Best Practices for Hyperparameter Tuning - Amazon SageMaker

Best Practices for Hyperparameter Tuning

Hyperparameter optimization is not a fully-automated process. To improve optimization, use the following guidelines when you create hyperparameters.

Choosing a Strategy

For large jobs, using Hyperband can reduce computation time by utilizing its internal early stopping mechanism, reallocation of resources and ability to run parallel jobs. If runtime and resources are limited, use either random search or Bayesian optimization instead. Bayesian optimization uses information gathered from prior runs to make increasingly informed decisions about improving hyperparameter configurations in the next run. Because of its sequential nature, Bayesian optimization cannot massively scale. Random search is able to run large numbers of parallel jobs. Consider using grid search if it is important to be able to reproduce results of a tuning job, or if simplicity and transparency of the optimization algorithm are important. Grid search is also a good option when it is important to explore the entire hyperparameter search space evenly.

Choosing the Number of Hyperparameters

The computational complexity of a hyperparameter tuning job depends primarily on the number of hyperparameters whose range of values Amazon SageMaker has to search through during optimization. Although you can simultaneously specify up to 20 hyperparameters to optimize for a tuning job, limiting your search to a much smaller number is likely to give you better results.

Choosing Hyperparameter Ranges

The range of values for hyperparameters that you choose to search can significantly affect the success of hyperparameter optimization. Although you might want to specify a very large range that covers every possible value for a hyperparameter, you get better results by limiting your search to a small range of values.
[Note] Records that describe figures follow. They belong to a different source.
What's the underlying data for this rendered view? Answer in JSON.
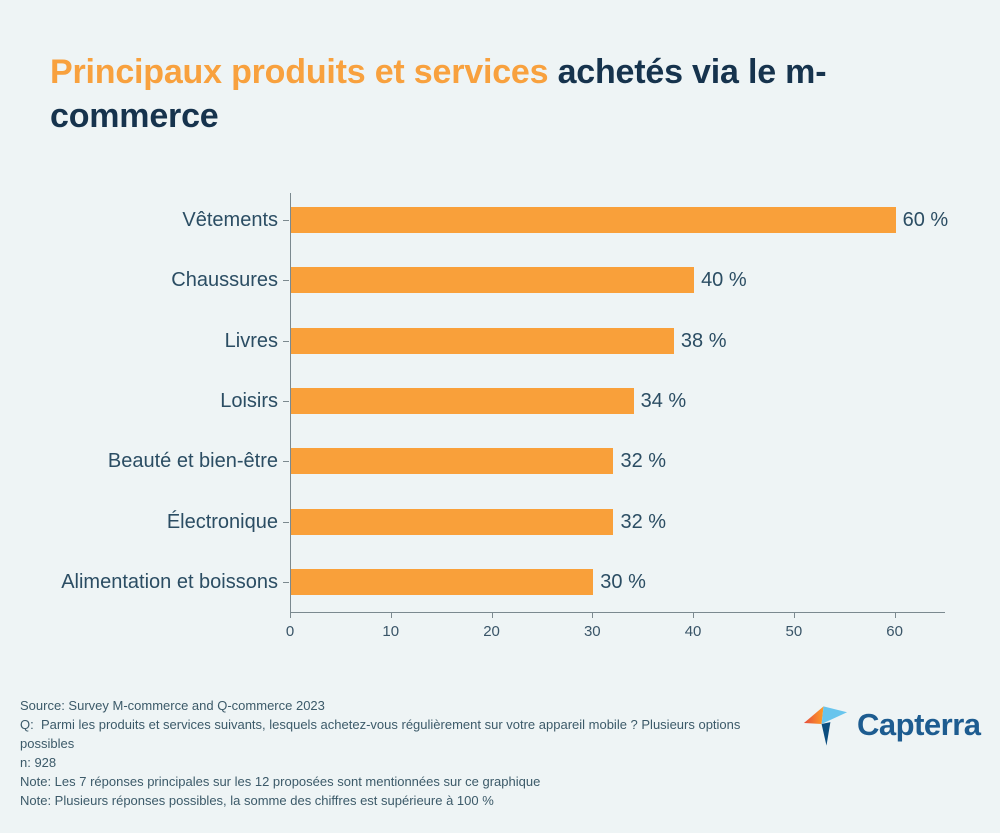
{
  "title": {
    "highlight": "Principaux produits et services",
    "rest": " achetés via le m-commerce"
  },
  "chart_data": {
    "type": "bar",
    "orientation": "horizontal",
    "title": "Principaux produits et services achetés via le m-commerce",
    "categories": [
      "Vêtements",
      "Chaussures",
      "Livres",
      "Loisirs",
      "Beauté et bien-être",
      "Électronique",
      "Alimentation et boissons"
    ],
    "values": [
      60,
      40,
      38,
      34,
      32,
      32,
      30
    ],
    "value_labels": [
      "60 %",
      "40 %",
      "38 %",
      "34 %",
      "32 %",
      "32 %",
      "30 %"
    ],
    "x_ticks": [
      0,
      10,
      20,
      30,
      40,
      50,
      60
    ],
    "xlim": [
      0,
      65
    ],
    "grid": false,
    "legend": "none",
    "bar_color": "#F9A03A"
  },
  "footer": {
    "lines": [
      "Source: Survey M-commerce and Q-commerce 2023",
      "Q:  Parmi les produits et services suivants, lesquels achetez-vous régulièrement sur votre appareil mobile ? Plusieurs options possibles",
      "n: 928",
      "Note: Les 7 réponses principales sur les 12 proposées sont mentionnées sur ce graphique",
      "Note: Plusieurs réponses possibles, la somme des chiffres est supérieure à 100 %"
    ]
  },
  "logo": {
    "text": "Capterra",
    "colors": {
      "wordmark_navy": "#1D5C90",
      "mark_light_blue": "#68C5ED",
      "mark_orange": "#FF9D28",
      "mark_red": "#E54C3C",
      "mark_dark_navy": "#0B4D7F"
    }
  },
  "colors": {
    "background": "#EEF4F5",
    "title_highlight": "#F8A13E",
    "title_dark": "#16334D",
    "label_text": "#2B4D63",
    "axis": "#7B898F",
    "tick_label": "#3A5568",
    "footer_text": "#3C5A69"
  }
}
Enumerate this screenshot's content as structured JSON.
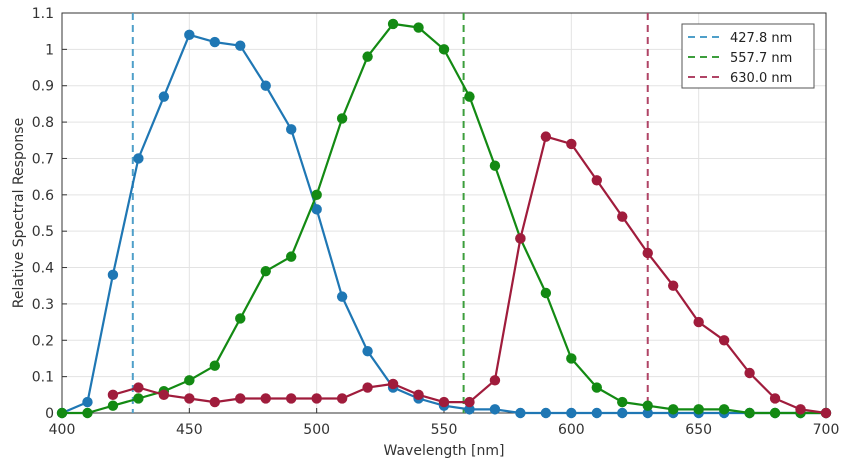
{
  "chart_data": {
    "type": "line",
    "xlabel": "Wavelength [nm]",
    "ylabel": "Relative Spectral Response",
    "xlim": [
      400,
      700
    ],
    "ylim": [
      0,
      1.1
    ],
    "x_ticks": [
      400,
      450,
      500,
      550,
      600,
      650,
      700
    ],
    "y_ticks": [
      0,
      0.1,
      0.2,
      0.3,
      0.4,
      0.5,
      0.6,
      0.7,
      0.8,
      0.9,
      1,
      1.1
    ],
    "grid": true,
    "legend_position": "top-right",
    "x": [
      400,
      410,
      420,
      430,
      440,
      450,
      460,
      470,
      480,
      490,
      500,
      510,
      520,
      530,
      540,
      550,
      560,
      570,
      580,
      590,
      600,
      610,
      620,
      630,
      640,
      650,
      660,
      670,
      680,
      690,
      700
    ],
    "series": [
      {
        "color": "#1f77b4",
        "values": [
          0,
          0.03,
          0.38,
          0.7,
          0.87,
          1.04,
          1.02,
          1.01,
          0.9,
          0.78,
          0.56,
          0.32,
          0.17,
          0.07,
          0.04,
          0.02,
          0.01,
          0.01,
          0,
          0,
          0,
          0,
          0,
          0,
          0,
          0,
          0,
          0,
          0,
          0,
          0
        ]
      },
      {
        "color": "#138a13",
        "values": [
          0,
          0,
          0.02,
          0.04,
          0.06,
          0.09,
          0.13,
          0.26,
          0.39,
          0.43,
          0.6,
          0.81,
          0.98,
          1.07,
          1.06,
          1.0,
          0.87,
          0.68,
          0.48,
          0.33,
          0.15,
          0.07,
          0.03,
          0.02,
          0.01,
          0.01,
          0.01,
          0,
          0,
          0,
          0
        ]
      },
      {
        "color": "#a01c3c",
        "values": [
          null,
          null,
          0.05,
          0.07,
          0.05,
          0.04,
          0.03,
          0.04,
          0.04,
          0.04,
          0.04,
          0.04,
          0.07,
          0.08,
          0.05,
          0.03,
          0.03,
          0.09,
          0.48,
          0.76,
          0.74,
          0.64,
          0.54,
          0.44,
          0.35,
          0.25,
          0.2,
          0.11,
          0.04,
          0.01,
          0
        ]
      }
    ],
    "vlines": [
      {
        "x": 427.8,
        "label": "427.8 nm",
        "color": "#4f9fc9"
      },
      {
        "x": 557.7,
        "label": "557.7 nm",
        "color": "#3c9e3c"
      },
      {
        "x": 630.0,
        "label": "630.0 nm",
        "color": "#b04466"
      }
    ]
  }
}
If you know that you get the best metric values within a subset of the possible range, consider limiting the range to that subset.

Using Logarithmic Scales for Hyperparameters

During hyperparameter tuning, SageMaker attempts to figure out if your hyperparameters are log-scaled or linear-scaled. Initially, it assumes that hyperparameters are linear-scaled. If they are in fact log-scaled, it might take some time for SageMaker to discover that fact. If you know that a hyperparameter is log-scaled and can convert it yourself, doing so could improve hyperparameter optimization.

Choosing the Best Number of Concurrent Training Jobs

When setting the resource limit MaxParallelTrainingJobs for the maximum number of concurrent training jobs that a hyperparameter tuning job can launch, consider the following tradeoff. Running more hyperparameter tuning jobs concurrently gets more work done quickly, but a tuning job improves only through successive rounds of experiments. Typically, running one training job at a time achieves the best results with the least amount of compute time.

Running Training Jobs on Multiple Instances

When a training job runs on multiple instances, hyperparameter tuning uses the last-reported objective metric value from all instances of that training job as the value of the objective metric for that training job. Design distributed training jobs so that the objective metric reported is the one that you want.